577 577députés 17ᵉ législature

amendement n° None seance Non soutenu

Amendement n° None — APRÈS L'ARTICLE 45 BIS, insérer l'article suivant:

Auteur : Françoise Buffet — Ensemble pour la République (Bas-Rhin · 4ᵉ)
Texte visé : Projet de loi de financement de la sécurité sociale pour 2026
Article : APRÈS L'ARTICLE 45 BIS, insérer l'article suivant:
Date de dépôt : 2025-10-24
Date de sort : 2025-10-31

Dispositif

Dans un délai de six mois à compter de la promulgation de la présente loi, le Gouvernement remet au Parlement un rapport évaluant le nombre de retraités agricoles demeurant exclus du mécanisme d’attribution de points de retraite complémentaire obligatoire au titre de l’article L. 732‑63 du code rural et de la pêche maritime, suite à la modification disposée au 32° du L du I de la loi n° 2025‑199 du 28 février 2025 de financement de la sécurité sociale pour 2025, et en particulier pour les aidants familiaux dans l’incapacité de réunir l’ensemble des trimestres nécessaires à une carrière complète de chef d’exploitation parce qu’un autre chef d’exploitation agricole était en place une partie de celle-ci et qu’il n’était pas possible d’y déclarer deux chefs d’exploitation, car la surface agricole utile de l’exploitation était inférieure à deux fois la surface minimale d’assujettissement. Ce rapport quantifie le manque à gagner pour les retraités concernés, la charge pour l’État que représenterait l’ouverture du droit au bénéfice du complément différentiel de points pour ces retraités et les mesures envisageables pour mettre en œuvre cet objectif.

Exposé sommaire

Cet amendement vise à améliorer l’information et le contrôle du Parlement sur l’application des lois de financement de la sécurité sociale concernant l’attribution de points de RCO complémentaires. Certains non-salariés agricoles (NSA) demeurent en effet exclus du dispositif lorsqu’ils liquident leurs droits à la retraite mais qu’ils n’ont pas été en capacité de réunir l’ensemble des trimestres nécessaires à une carrière complète de chef d’exploitation, parce qu’un autre chef d’exploitation agricole était en place une partie de celle-ci et qu’il n’était pas possible d’y déclarer deux chefs d’exploitation.

En Alsace, un agriculteur a par exemple cotisé dix-huit années en tant qu’aidant familial, puisque son père était chef d’exploitation et que la surface ne permettait pas d’avoir deux chefs d’exploitation (car inférieure à deux fois la SMA), puis a cotisé vingt-cinq années en tant que chef d’exploitation une fois son père parti à la retraite.

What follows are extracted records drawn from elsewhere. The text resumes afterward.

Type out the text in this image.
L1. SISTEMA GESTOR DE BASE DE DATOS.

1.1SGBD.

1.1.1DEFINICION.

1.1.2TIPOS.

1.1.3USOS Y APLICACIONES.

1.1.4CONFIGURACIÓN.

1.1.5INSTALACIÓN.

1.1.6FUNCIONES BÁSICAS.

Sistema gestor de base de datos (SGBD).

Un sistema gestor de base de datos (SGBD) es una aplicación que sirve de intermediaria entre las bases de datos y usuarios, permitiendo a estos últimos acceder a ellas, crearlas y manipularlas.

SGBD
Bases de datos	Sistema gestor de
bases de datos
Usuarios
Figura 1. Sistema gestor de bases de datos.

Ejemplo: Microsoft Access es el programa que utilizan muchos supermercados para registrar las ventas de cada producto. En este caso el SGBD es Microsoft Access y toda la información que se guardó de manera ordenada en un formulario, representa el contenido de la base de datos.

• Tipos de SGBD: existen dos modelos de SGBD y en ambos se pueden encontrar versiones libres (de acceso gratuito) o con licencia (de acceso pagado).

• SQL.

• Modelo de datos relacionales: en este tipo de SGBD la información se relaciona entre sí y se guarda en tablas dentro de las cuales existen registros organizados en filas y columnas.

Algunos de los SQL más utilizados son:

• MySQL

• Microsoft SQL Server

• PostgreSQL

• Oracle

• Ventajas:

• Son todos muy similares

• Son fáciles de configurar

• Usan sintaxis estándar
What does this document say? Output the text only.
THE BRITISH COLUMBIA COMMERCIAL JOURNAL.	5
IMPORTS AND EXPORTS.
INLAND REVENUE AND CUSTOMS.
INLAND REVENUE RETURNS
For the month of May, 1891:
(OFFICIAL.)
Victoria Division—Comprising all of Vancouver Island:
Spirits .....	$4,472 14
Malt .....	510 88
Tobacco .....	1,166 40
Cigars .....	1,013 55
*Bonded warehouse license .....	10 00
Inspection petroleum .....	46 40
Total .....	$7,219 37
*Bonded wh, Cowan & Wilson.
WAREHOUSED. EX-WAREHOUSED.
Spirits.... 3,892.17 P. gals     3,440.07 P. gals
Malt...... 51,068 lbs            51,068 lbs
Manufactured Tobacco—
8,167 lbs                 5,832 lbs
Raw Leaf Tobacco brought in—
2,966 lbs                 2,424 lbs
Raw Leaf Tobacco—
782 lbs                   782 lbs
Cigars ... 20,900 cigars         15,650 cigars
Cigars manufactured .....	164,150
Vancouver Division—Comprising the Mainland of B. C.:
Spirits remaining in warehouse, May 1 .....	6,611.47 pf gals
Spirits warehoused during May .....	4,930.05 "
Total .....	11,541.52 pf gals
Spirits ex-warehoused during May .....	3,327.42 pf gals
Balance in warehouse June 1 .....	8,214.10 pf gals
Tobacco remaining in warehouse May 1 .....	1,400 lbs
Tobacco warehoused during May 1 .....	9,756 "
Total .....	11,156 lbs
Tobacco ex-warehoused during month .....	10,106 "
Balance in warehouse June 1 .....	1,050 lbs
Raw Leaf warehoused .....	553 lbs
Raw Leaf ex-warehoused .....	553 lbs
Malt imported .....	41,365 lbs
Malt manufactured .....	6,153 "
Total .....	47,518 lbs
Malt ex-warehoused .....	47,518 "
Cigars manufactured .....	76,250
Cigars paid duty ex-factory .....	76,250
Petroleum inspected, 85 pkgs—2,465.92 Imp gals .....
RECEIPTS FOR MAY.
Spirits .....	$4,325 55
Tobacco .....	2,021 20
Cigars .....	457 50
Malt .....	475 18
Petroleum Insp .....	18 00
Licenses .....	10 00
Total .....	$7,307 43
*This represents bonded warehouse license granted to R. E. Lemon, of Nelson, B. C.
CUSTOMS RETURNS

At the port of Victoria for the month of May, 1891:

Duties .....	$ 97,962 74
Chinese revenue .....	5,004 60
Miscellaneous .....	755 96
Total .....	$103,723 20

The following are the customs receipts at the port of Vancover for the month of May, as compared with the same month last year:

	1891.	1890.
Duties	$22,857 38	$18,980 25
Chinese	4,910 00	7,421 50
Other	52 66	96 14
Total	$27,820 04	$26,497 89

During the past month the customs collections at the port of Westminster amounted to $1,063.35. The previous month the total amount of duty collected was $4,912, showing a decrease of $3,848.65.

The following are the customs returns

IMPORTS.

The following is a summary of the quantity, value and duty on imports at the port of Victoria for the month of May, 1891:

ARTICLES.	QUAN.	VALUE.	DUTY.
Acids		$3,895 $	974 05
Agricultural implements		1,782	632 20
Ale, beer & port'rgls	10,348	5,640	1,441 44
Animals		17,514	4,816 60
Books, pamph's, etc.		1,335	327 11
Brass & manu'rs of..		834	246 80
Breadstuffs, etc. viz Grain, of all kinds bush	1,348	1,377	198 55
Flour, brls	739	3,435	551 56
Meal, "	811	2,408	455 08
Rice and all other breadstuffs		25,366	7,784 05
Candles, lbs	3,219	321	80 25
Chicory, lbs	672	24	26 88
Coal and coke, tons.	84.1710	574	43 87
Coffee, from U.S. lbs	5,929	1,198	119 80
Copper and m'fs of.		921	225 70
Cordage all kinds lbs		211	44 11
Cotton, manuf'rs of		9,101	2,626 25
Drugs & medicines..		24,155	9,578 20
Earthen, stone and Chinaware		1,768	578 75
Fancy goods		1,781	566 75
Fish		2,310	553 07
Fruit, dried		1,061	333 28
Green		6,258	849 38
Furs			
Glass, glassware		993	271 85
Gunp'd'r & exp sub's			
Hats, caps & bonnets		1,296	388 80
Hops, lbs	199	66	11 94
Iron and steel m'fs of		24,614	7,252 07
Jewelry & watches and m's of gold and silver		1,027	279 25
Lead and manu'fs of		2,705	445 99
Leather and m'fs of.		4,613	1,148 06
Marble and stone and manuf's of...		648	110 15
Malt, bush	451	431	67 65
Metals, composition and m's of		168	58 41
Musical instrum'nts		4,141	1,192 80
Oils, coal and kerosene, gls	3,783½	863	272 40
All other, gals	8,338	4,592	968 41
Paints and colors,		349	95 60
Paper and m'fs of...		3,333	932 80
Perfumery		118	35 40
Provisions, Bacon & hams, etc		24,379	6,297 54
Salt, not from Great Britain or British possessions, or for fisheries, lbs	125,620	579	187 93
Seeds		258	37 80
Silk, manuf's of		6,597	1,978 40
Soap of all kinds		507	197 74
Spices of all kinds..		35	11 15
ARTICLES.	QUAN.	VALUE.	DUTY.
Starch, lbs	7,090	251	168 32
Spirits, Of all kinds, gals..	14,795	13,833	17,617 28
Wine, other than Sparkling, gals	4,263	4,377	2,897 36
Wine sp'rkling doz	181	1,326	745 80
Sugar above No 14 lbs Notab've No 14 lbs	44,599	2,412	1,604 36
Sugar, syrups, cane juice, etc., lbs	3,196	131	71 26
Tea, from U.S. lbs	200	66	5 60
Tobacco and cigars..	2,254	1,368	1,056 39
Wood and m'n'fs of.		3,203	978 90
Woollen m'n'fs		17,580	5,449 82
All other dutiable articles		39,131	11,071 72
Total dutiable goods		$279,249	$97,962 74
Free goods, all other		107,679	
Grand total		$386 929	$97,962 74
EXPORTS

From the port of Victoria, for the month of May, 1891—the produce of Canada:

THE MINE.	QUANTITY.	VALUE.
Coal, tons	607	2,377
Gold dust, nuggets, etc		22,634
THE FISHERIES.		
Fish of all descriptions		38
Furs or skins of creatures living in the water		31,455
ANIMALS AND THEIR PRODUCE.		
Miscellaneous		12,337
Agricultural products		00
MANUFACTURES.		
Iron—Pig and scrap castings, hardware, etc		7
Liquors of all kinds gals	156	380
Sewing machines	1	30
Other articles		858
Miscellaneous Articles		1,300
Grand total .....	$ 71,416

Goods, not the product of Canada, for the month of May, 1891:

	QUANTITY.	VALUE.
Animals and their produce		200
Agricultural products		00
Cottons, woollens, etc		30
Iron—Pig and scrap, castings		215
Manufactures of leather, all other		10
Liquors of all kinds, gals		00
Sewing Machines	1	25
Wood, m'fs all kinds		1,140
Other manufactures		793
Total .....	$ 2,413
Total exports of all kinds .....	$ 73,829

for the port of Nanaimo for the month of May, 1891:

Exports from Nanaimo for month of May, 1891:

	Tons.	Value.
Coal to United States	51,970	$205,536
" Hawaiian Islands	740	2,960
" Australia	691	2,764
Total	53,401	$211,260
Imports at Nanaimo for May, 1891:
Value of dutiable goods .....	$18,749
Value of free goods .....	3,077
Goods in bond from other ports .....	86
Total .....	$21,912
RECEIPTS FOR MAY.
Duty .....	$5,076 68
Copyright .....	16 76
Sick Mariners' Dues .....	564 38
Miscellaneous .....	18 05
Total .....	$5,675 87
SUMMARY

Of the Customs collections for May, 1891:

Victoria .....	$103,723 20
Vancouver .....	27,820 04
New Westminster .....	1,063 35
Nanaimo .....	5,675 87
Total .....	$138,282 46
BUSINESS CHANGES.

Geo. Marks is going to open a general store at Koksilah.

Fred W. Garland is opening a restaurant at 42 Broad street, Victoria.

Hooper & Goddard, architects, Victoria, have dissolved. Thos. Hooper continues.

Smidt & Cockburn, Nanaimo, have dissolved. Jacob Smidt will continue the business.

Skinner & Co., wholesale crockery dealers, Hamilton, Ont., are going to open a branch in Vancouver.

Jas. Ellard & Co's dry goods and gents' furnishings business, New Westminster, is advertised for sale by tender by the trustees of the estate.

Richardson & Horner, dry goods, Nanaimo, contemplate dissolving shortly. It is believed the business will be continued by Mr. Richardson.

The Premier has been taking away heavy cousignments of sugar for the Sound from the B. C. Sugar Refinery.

La revalorisation de la retraite à 85 % du SMIC net n’est alors opérée qu’au prorata des années cotisées en tant que chef d’exploitation, ce qui représente un manque à gagner important, alors même qu’il aurait été matériellement impossible pour l’agriculteur de cotiser en tant que chef d’exploitation, même s’il l’avait souhaité.

Cette difficulté est destinée à s’éteindre, puisque la qualité d’aidant familial ne peut désormais être conservée plus de cinq années. Il reste cependant bon nombre de pensionnés qui ont subi cette qualité durant des périodes plus longues et qui en paient aujourd’hui le prix.

Le présent amendement propose d’établir clairement quel est l’effectif de retraités agricoles concernés, et de chiffre le coût pour l’État d’un régime dérogatoire dans lequel les trimestres cotisés par les descendants d’un chef d’exploitation ou d’entreprise agricole ou de son conjoint en tant qu’aidant familial au sein d’une exploitation dont la surface agricole utile est inférieure à deux fois la surface minimale d’assujettissement ouvriraient droit au bénéfice du complément différentiel de points disposé à l’article L. 732‑63 du code rural et de la pêche maritime.